Он постоял среди опустевшего двора, затем поднялся на лифте, вошел в квартиру и сел перед кухонным столиком. Не допитый ею чай еще хранил тепло, над ним еще поднимался пар, и муха наслаждалась каплей сладкого чая, которую бывшая жена уронила с чайной ложечки. Это были последние физические деяния бывшей жены в его жизни. Ее уже не было и никогда не будет, а ее деяния еще можно было созерцать. Она увезла с собой восемь лет его жизни, а оставила, как точку, как итог, эту крошечную чайную лужицу и муху, которую она поила. Человек взял в ладони стакан, из которого она пила. Он был едва теплым, уже остывал. Человек прижал стакан к сердцу и заплакал. Он понимал, что выглядит смешно и плачет нелепо. Сквозь слезы он называл себя глупцом, напоминал себе, что восемь погибших лет были постыдны и, только обладая трусливой совестью, можно было так жить, как он жил, и бездумно отдавать то, что следовало беречь для дел полезных. Отдавать этой темной голове, обладающей тем не менее способностью обращать любые факты в свою пользу способом, которым еще в древности пользовались шаманы, – однообразным, но разной тональности звуком голоса. Подумав так, он услыхал звук своего голоса, не понравившийся ему, визгливый и, очевидно, напугавший муху. Оторвавшись от лакомой капли, муха начала кружить в кухонной духоте. Человек следил за ней, утирая слезы. «Я слышал или где-то читал, – думал он, – что домашняя наша муха существует в неизменном виде уже миллионы лет. Это совершенное искусство. Это не клоп, не вошь, не блоха, которые питаются нашей кровью. Нет, она подбирает крохи нашей пищи и если сыта, то проявляет брезгливость и никогда не садится на нечистоты. Как мы несправедливы к этому крылатому домашнему другу, без которого слишком стерильно и неуютно наше жилище».
Вот какой оборот приняли мысли Человека, физически ощутившего только что свою смерть, ибо мы никогда не умираем мгновенно, если смерть не катастрофична, не насильственна, а всегда умираем по частям, по периодам. И, идя за гробом со своими восемью покойными годами, он отдавал должное любому живому существу, оказавшемуся рядом и участвовавшему в похоронах.
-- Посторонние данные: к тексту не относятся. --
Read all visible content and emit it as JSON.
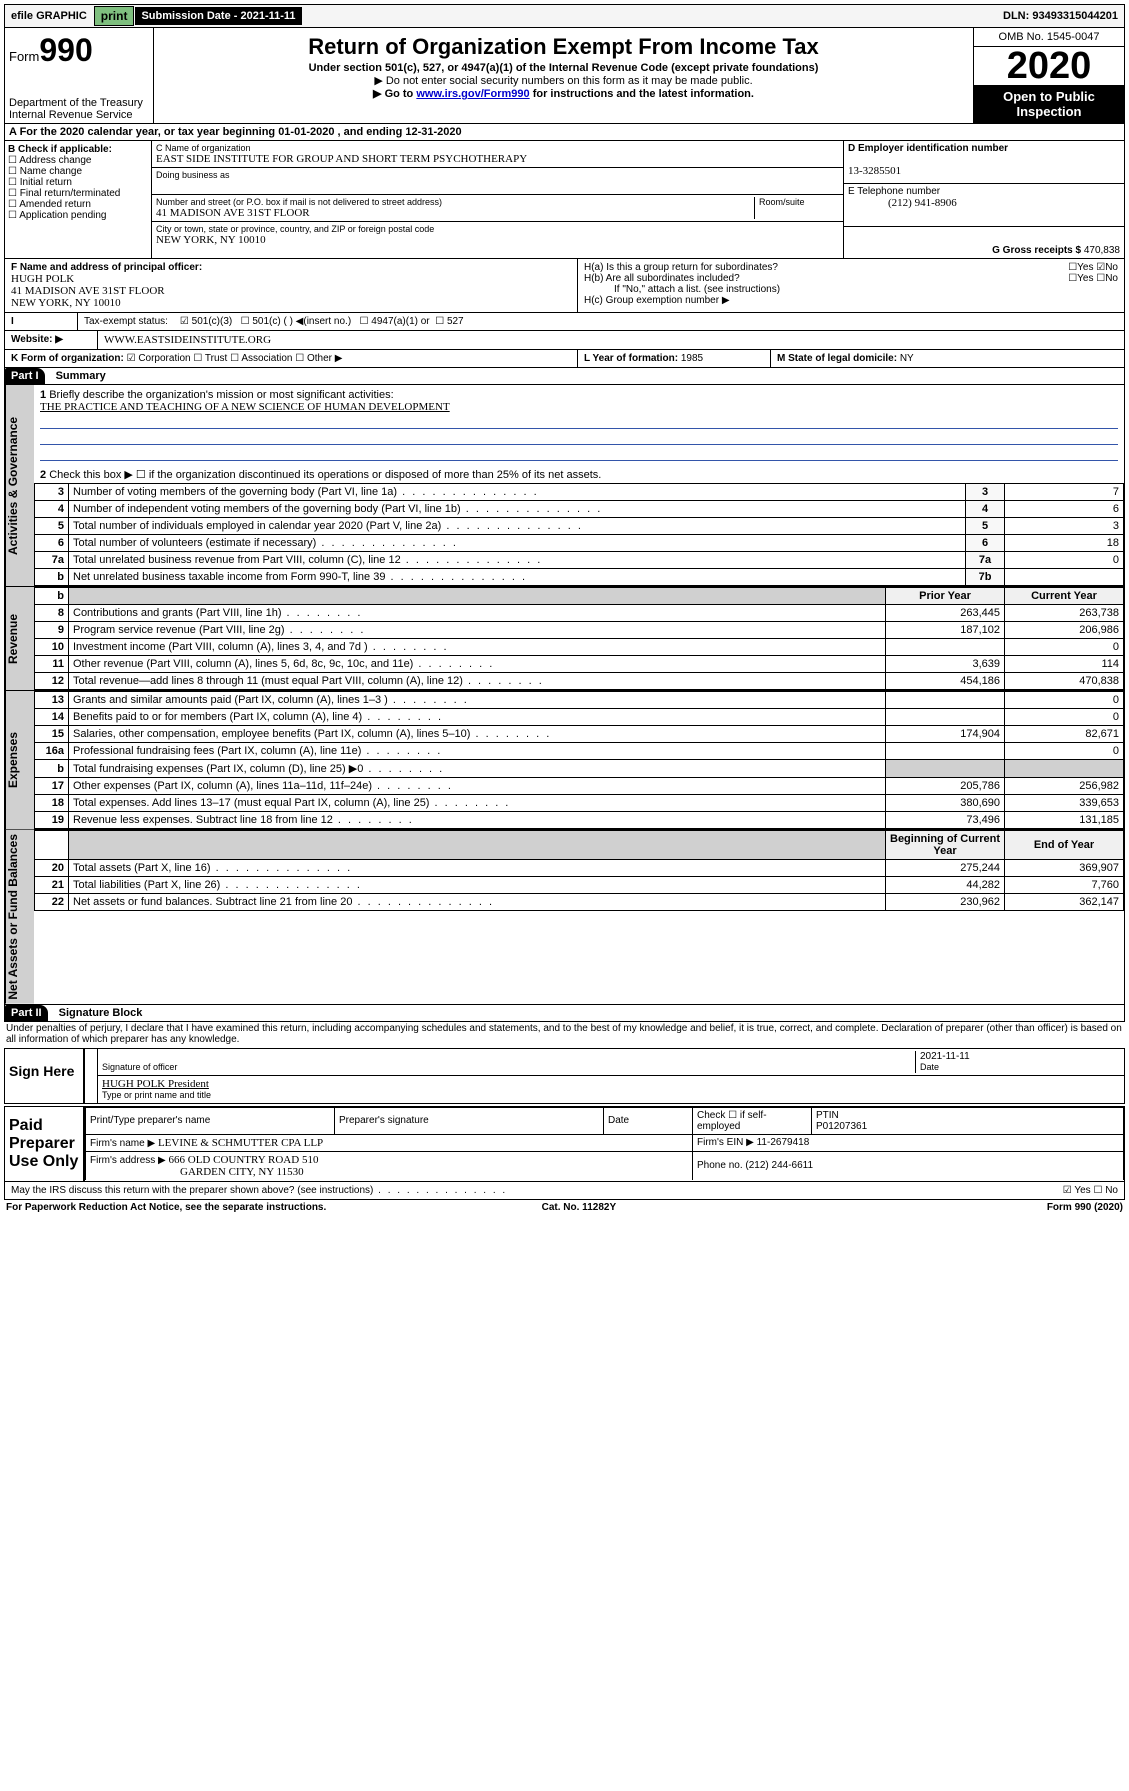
{
  "topbar": {
    "efile": "efile GRAPHIC",
    "print": "print",
    "sub": "Submission Date - 2021-11-11",
    "dln": "DLN: 93493315044201"
  },
  "header": {
    "form_prefix": "Form",
    "form_no": "990",
    "title": "Return of Organization Exempt From Income Tax",
    "subtitle": "Under section 501(c), 527, or 4947(a)(1) of the Internal Revenue Code (except private foundations)",
    "warn": "▶ Do not enter social security numbers on this form as it may be made public.",
    "goto_pre": "▶ Go to ",
    "goto_link": "www.irs.gov/Form990",
    "goto_post": " for instructions and the latest information.",
    "dept": "Department of the Treasury\nInternal Revenue Service",
    "omb": "OMB No. 1545-0047",
    "year": "2020",
    "otp": "Open to Public Inspection"
  },
  "rowA": "A For the 2020 calendar year, or tax year beginning 01-01-2020    , and ending 12-31-2020",
  "colB": {
    "label": "B Check if applicable:",
    "i1": "Address change",
    "i2": "Name change",
    "i3": "Initial return",
    "i4": "Final return/terminated",
    "i5": "Amended return",
    "i6": "Application pending"
  },
  "colC": {
    "name_lbl": "C Name of organization",
    "name": "EAST SIDE INSTITUTE FOR GROUP AND SHORT TERM PSYCHOTHERAPY",
    "dba_lbl": "Doing business as",
    "addr_lbl": "Number and street (or P.O. box if mail is not delivered to street address)",
    "room_lbl": "Room/suite",
    "addr": "41 MADISON AVE 31ST FLOOR",
    "city_lbl": "City or town, state or province, country, and ZIP or foreign postal code",
    "city": "NEW YORK, NY  10010"
  },
  "colD": {
    "ein_lbl": "D Employer identification number",
    "ein": "13-3285501",
    "tel_lbl": "E Telephone number",
    "tel": "(212) 941-8906",
    "gross_lbl": "G Gross receipts $",
    "gross": "470,838"
  },
  "rowF": {
    "label": "F  Name and address of principal officer:",
    "name": "HUGH POLK",
    "addr1": "41 MADISON AVE 31ST FLOOR",
    "addr2": "NEW YORK, NY 10010"
  },
  "rowH": {
    "a": "H(a)  Is this a group return for subordinates?",
    "b": "H(b)  Are all subordinates included?",
    "note": "If \"No,\" attach a list. (see instructions)",
    "c": "H(c)  Group exemption number ▶"
  },
  "rowI": {
    "label": "Tax-exempt status:",
    "o1": "501(c)(3)",
    "o2": "501(c) (  ) ◀(insert no.)",
    "o3": "4947(a)(1) or",
    "o4": "527"
  },
  "rowJ": {
    "label": "Website: ▶",
    "val": "WWW.EASTSIDEINSTITUTE.ORG"
  },
  "rowK": {
    "label": "K Form of organization:",
    "o1": "Corporation",
    "o2": "Trust",
    "o3": "Association",
    "o4": "Other ▶"
  },
  "rowL": {
    "label": "L Year of formation:",
    "val": "1985"
  },
  "rowM": {
    "label": "M State of legal domicile:",
    "val": "NY"
  },
  "part1": {
    "hdr": "Part I",
    "title": "Summary",
    "side_gov": "Activities & Governance",
    "side_rev": "Revenue",
    "side_exp": "Expenses",
    "side_net": "Net Assets or Fund Balances",
    "q1": "Briefly describe the organization's mission or most significant activities:",
    "q1a": "THE PRACTICE AND TEACHING OF A NEW SCIENCE OF HUMAN DEVELOPMENT",
    "q2": "Check this box ▶ ☐  if the organization discontinued its operations or disposed of more than 25% of its net assets.",
    "rows_gov": [
      {
        "n": "3",
        "d": "Number of voting members of the governing body (Part VI, line 1a)",
        "b": "3",
        "v": "7"
      },
      {
        "n": "4",
        "d": "Number of independent voting members of the governing body (Part VI, line 1b)",
        "b": "4",
        "v": "6"
      },
      {
        "n": "5",
        "d": "Total number of individuals employed in calendar year 2020 (Part V, line 2a)",
        "b": "5",
        "v": "3"
      },
      {
        "n": "6",
        "d": "Total number of volunteers (estimate if necessary)",
        "b": "6",
        "v": "18"
      },
      {
        "n": "7a",
        "d": "Total unrelated business revenue from Part VIII, column (C), line 12",
        "b": "7a",
        "v": "0"
      },
      {
        "n": "b",
        "d": "Net unrelated business taxable income from Form 990-T, line 39",
        "b": "7b",
        "v": ""
      }
    ],
    "col_prior": "Prior Year",
    "col_curr": "Current Year",
    "rows_rev": [
      {
        "n": "8",
        "d": "Contributions and grants (Part VIII, line 1h)",
        "p": "263,445",
        "c": "263,738"
      },
      {
        "n": "9",
        "d": "Program service revenue (Part VIII, line 2g)",
        "p": "187,102",
        "c": "206,986"
      },
      {
        "n": "10",
        "d": "Investment income (Part VIII, column (A), lines 3, 4, and 7d )",
        "p": "",
        "c": "0"
      },
      {
        "n": "11",
        "d": "Other revenue (Part VIII, column (A), lines 5, 6d, 8c, 9c, 10c, and 11e)",
        "p": "3,639",
        "c": "114"
      },
      {
        "n": "12",
        "d": "Total revenue—add lines 8 through 11 (must equal Part VIII, column (A), line 12)",
        "p": "454,186",
        "c": "470,838"
      }
    ],
    "rows_exp": [
      {
        "n": "13",
        "d": "Grants and similar amounts paid (Part IX, column (A), lines 1–3 )",
        "p": "",
        "c": "0"
      },
      {
        "n": "14",
        "d": "Benefits paid to or for members (Part IX, column (A), line 4)",
        "p": "",
        "c": "0"
      },
      {
        "n": "15",
        "d": "Salaries, other compensation, employee benefits (Part IX, column (A), lines 5–10)",
        "p": "174,904",
        "c": "82,671"
      },
      {
        "n": "16a",
        "d": "Professional fundraising fees (Part IX, column (A), line 11e)",
        "p": "",
        "c": "0"
      },
      {
        "n": "b",
        "d": "Total fundraising expenses (Part IX, column (D), line 25) ▶0",
        "p": "—shade—",
        "c": "—shade—"
      },
      {
        "n": "17",
        "d": "Other expenses (Part IX, column (A), lines 11a–11d, 11f–24e)",
        "p": "205,786",
        "c": "256,982"
      },
      {
        "n": "18",
        "d": "Total expenses. Add lines 13–17 (must equal Part IX, column (A), line 25)",
        "p": "380,690",
        "c": "339,653"
      },
      {
        "n": "19",
        "d": "Revenue less expenses. Subtract line 18 from line 12",
        "p": "73,496",
        "c": "131,185"
      }
    ],
    "col_beg": "Beginning of Current Year",
    "col_end": "End of Year",
    "rows_net": [
      {
        "n": "20",
        "d": "Total assets (Part X, line 16)",
        "p": "275,244",
        "c": "369,907"
      },
      {
        "n": "21",
        "d": "Total liabilities (Part X, line 26)",
        "p": "44,282",
        "c": "7,760"
      },
      {
        "n": "22",
        "d": "Net assets or fund balances. Subtract line 21 from line 20",
        "p": "230,962",
        "c": "362,147"
      }
    ]
  },
  "part2": {
    "hdr": "Part II",
    "title": "Signature Block",
    "decl": "Under penalties of perjury, I declare that I have examined this return, including accompanying schedules and statements, and to the best of my knowledge and belief, it is true, correct, and complete. Declaration of preparer (other than officer) is based on all information of which preparer has any knowledge."
  },
  "sign": {
    "label": "Sign Here",
    "l1": "Signature of officer",
    "date": "2021-11-11",
    "date_lbl": "Date",
    "name": "HUGH POLK President",
    "l2": "Type or print name and title"
  },
  "prep": {
    "label": "Paid Preparer Use Only",
    "h1": "Print/Type preparer's name",
    "h2": "Preparer's signature",
    "h3": "Date",
    "h4": "Check ☐ if self-employed",
    "h5": "PTIN",
    "ptin": "P01207361",
    "firm_lbl": "Firm's name    ▶",
    "firm": "LEVINE & SCHMUTTER CPA LLP",
    "ein_lbl": "Firm's EIN ▶",
    "ein": "11-2679418",
    "addr_lbl": "Firm's address ▶",
    "addr1": "666 OLD COUNTRY ROAD 510",
    "addr2": "GARDEN CITY, NY  11530",
    "phone_lbl": "Phone no.",
    "phone": "(212) 244-6611"
  },
  "discuss": "May the IRS discuss this return with the preparer shown above? (see instructions)",
  "footer": {
    "l": "For Paperwork Reduction Act Notice, see the separate instructions.",
    "m": "Cat. No. 11282Y",
    "r": "Form 990 (2020)"
  }
}
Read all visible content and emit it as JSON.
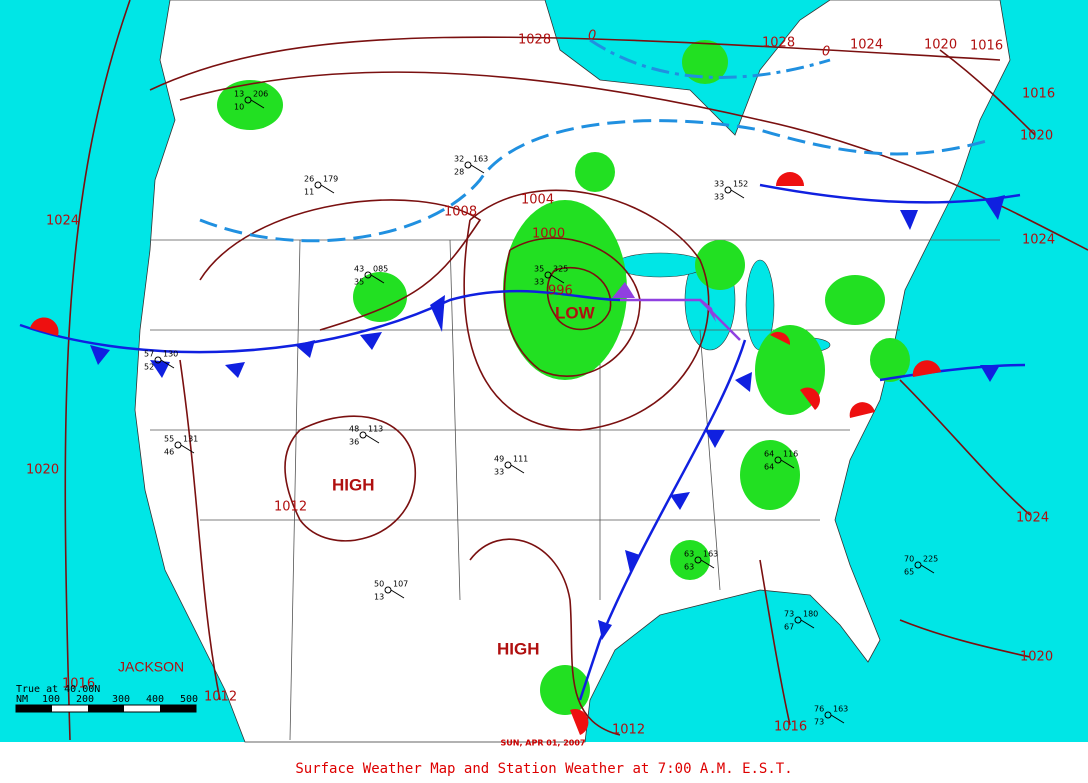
{
  "map": {
    "isobar_labels": [
      "1028",
      "1028",
      "1024",
      "1020",
      "1016",
      "1016",
      "1020",
      "1024",
      "1024",
      "1020",
      "1016",
      "1012",
      "1012",
      "1016",
      "1020",
      "1024",
      "1008",
      "1004",
      "1000",
      "996",
      "1012"
    ],
    "freezing_labels": [
      "0",
      "0"
    ],
    "pressure_centers": [
      "HIGH",
      "HIGH",
      "LOW"
    ],
    "place_label": "JACKSON",
    "scale": {
      "title": "True at 40.00N",
      "unit": "NM",
      "ticks": [
        "100",
        "200",
        "300",
        "400",
        "500"
      ]
    },
    "date": "SUN, APR 01, 2007",
    "caption": "Surface Weather Map and Station Weather at 7:00 A.M. E.S.T.",
    "stations": [
      {
        "temp": "13",
        "pressure": "206",
        "dew": "10"
      },
      {
        "temp": "26",
        "pressure": "179",
        "dew": "11"
      },
      {
        "temp": "32",
        "pressure": "163",
        "dew": "28"
      },
      {
        "temp": "35",
        "pressure": "325",
        "dew": "33"
      },
      {
        "temp": "43",
        "pressure": "085",
        "dew": "35"
      },
      {
        "temp": "57",
        "pressure": "130",
        "dew": "52"
      },
      {
        "temp": "48",
        "pressure": "113",
        "dew": "36"
      },
      {
        "temp": "49",
        "pressure": "111",
        "dew": "33"
      },
      {
        "temp": "63",
        "pressure": "163",
        "dew": "63"
      },
      {
        "temp": "64",
        "pressure": "116",
        "dew": "64"
      },
      {
        "temp": "73",
        "pressure": "180",
        "dew": "67"
      },
      {
        "temp": "70",
        "pressure": "225",
        "dew": "65"
      },
      {
        "temp": "50",
        "pressure": "107",
        "dew": "13"
      },
      {
        "temp": "55",
        "pressure": "131",
        "dew": "46"
      },
      {
        "temp": "33",
        "pressure": "152",
        "dew": "33"
      },
      {
        "temp": "76",
        "pressure": "163",
        "dew": "73"
      }
    ]
  }
}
«Мир праху твоему. Вечная память», – пропел он, дурачась, поскольку среди тоски вдруг возникло желание подурачиться – желание, тоску отнюдь не уменьшающее, но придающее ей более личный и конкретный смысл.
Где-то далеко, в самом центре Земли, кто-то тронул струны, и чудесная мелодия сопровождала плавный полет мухи. Потом чей-то голос сказал: «Утри слезы. Плач по умершему должен быть без слез».
«Я схожу с ума», – подумал Человек, сердце которого продолжала грызть и сосать тоска, уже в виде остромордого зверька, похожего на мохнатую ящерицу. Он слышал чавканье и причмокивание беззубого ротика, отрывающего живые куски не зубами, а мягкими челюстями, отчего становилось еще больней.
«Скорей на улицу, – подумал Человек, – надо позвонить Сане, пусть сведет меня с Аптовым».